No que diz respeito à crise da razão, aquilo de que o Desidério me acusa, isto é, que para mim aquela é óbvia, aplica-se também à sua tese, já que o que é óbvio para si é que ela não existe. Só que eu procurei justificar aquilo que disse, enquanto o Desidério voltou a não refutar nada do que eu afirmei, e limitou-se a expor as tais ideias «obscuras» (que rejeita) em apoio da sua tese, nomeadamente a ideia de que os estudantes são alvo de lavagens cerebrais.
E é claro que se pode pôr em causa a tese de que há uma crise da razão.
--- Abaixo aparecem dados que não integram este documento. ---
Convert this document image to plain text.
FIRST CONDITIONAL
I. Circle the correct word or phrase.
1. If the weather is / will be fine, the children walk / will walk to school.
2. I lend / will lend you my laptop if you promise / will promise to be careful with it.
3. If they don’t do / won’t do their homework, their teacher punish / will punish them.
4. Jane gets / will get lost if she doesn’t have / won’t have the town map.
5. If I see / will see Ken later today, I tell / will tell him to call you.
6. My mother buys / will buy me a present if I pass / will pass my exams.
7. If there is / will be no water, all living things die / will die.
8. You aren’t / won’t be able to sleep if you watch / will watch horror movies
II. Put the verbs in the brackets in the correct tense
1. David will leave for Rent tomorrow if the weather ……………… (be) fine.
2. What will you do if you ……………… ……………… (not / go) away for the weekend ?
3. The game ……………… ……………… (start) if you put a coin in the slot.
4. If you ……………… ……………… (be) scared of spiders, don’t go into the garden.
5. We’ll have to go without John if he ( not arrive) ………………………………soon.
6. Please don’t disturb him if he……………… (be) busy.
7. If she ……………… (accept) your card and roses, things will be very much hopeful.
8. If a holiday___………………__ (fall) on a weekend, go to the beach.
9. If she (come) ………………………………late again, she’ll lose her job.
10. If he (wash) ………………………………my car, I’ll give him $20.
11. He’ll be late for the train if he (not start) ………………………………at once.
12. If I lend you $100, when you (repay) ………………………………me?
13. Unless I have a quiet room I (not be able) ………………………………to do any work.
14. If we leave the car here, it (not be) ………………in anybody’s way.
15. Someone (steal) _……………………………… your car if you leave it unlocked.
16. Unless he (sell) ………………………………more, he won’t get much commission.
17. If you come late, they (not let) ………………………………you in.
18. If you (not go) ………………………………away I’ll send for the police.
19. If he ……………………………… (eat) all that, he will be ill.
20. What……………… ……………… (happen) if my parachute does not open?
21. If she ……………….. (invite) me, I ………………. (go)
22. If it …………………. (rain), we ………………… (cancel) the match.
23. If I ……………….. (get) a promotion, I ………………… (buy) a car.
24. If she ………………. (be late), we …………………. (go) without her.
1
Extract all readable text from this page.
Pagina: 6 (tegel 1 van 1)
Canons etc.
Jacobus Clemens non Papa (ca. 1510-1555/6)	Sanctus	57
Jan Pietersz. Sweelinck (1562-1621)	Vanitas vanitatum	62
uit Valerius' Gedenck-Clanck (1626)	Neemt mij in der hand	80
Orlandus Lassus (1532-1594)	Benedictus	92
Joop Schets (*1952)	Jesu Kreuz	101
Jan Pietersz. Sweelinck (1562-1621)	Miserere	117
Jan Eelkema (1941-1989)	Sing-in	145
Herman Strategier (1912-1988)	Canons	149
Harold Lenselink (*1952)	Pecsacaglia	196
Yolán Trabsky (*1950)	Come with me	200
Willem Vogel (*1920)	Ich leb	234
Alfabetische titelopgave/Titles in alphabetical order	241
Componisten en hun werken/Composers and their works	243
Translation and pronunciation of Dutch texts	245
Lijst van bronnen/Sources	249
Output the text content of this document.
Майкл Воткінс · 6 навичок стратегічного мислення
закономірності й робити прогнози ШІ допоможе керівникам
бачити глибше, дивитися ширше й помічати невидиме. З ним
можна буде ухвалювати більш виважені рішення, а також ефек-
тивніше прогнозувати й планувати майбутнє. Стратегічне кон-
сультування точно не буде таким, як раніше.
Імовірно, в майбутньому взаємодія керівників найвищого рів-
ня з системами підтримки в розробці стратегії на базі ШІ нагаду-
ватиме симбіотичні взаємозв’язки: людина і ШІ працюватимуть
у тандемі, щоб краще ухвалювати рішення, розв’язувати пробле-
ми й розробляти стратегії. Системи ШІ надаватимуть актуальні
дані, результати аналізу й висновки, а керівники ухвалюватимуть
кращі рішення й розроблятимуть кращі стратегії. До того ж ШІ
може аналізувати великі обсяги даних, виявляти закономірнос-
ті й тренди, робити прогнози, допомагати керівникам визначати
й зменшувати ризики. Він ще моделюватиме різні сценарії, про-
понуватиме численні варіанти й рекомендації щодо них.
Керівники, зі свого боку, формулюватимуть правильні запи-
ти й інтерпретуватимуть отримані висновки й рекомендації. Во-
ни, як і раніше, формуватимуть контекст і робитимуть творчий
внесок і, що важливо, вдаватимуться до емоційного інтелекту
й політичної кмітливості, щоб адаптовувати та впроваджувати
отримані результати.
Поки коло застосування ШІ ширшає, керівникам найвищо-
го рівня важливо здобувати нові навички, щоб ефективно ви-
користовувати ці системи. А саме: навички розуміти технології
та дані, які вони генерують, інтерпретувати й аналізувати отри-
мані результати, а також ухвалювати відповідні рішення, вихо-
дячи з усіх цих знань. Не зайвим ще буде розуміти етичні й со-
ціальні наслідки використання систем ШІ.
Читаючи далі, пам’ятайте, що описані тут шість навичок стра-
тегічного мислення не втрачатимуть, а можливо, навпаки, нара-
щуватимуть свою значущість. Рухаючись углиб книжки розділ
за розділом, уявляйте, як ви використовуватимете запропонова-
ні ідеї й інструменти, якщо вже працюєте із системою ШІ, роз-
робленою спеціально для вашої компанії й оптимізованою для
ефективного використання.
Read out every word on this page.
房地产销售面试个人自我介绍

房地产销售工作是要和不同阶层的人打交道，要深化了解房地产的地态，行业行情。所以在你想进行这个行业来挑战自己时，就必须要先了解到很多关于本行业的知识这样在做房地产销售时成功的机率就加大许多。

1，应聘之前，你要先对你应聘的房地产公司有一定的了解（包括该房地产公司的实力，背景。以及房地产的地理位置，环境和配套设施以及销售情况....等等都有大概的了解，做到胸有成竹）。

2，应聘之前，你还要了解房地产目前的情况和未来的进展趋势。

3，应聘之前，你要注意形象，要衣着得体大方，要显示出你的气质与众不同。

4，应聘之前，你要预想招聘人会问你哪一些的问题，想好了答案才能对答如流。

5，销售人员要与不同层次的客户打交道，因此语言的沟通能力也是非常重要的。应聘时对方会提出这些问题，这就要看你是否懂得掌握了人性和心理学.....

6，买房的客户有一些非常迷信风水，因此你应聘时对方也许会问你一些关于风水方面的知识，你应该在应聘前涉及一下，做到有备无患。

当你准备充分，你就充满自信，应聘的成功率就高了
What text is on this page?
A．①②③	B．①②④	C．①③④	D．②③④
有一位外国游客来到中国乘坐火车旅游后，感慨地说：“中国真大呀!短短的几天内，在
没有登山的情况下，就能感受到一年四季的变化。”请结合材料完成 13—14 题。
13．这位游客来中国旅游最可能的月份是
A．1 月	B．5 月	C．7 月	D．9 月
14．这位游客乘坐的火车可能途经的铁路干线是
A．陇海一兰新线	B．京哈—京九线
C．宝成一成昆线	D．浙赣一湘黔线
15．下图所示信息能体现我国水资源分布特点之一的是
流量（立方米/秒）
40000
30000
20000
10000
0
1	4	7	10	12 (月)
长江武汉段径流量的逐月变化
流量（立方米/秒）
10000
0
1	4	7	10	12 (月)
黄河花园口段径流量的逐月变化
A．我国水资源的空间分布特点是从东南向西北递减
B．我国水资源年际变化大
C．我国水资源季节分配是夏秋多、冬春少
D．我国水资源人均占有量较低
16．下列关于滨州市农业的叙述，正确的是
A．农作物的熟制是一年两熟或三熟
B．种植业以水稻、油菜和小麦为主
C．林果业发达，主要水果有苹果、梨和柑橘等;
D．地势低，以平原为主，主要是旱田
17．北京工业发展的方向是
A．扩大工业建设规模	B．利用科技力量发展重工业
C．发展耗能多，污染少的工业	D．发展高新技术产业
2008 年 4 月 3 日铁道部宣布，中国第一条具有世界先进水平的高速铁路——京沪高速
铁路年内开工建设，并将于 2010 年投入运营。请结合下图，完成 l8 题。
Não é proibido. Mas voltamos ao mesmo: para isso é preciso apresentar argumentos, coisa que você não fez.
E desculpe lá, se os estudantes andam a ser formatados para alguma coisa é pela cultura cientifico-tecnológica. Toda a aprendizagem está orientada (melhor ou pior) para a formação e preparação de pessoas capazes de dominar as técnicas e metodologias cientificas existentes e emergentes. As disciplinas que estão em risco de desaparecer do currículo dos alunos são as ligadas às humanidades, a começar pela disciplina de Filosofia. E não admira: é que tendo em conta o que acabei de dizer aqueles que afirmam que a Filosofia não serve para nada têm toda a razão!
Assim o que se verifica é o contrário daquilo que afirmou: pouco interessa desenvolver o espírito critico dos alunos e que estes se interroguem acerca do mundo em que vão viver o seu futuro; o que interessa é que eles sejam capazes de responder às exigências que o espírito cientifico-tecnológico e o mundo mercantil impõem. O que interessa, pois, é que as máquinas de produção humanas funcionem. Hoje a palavra de ordem é produtividade. Tudo o resto é secundário.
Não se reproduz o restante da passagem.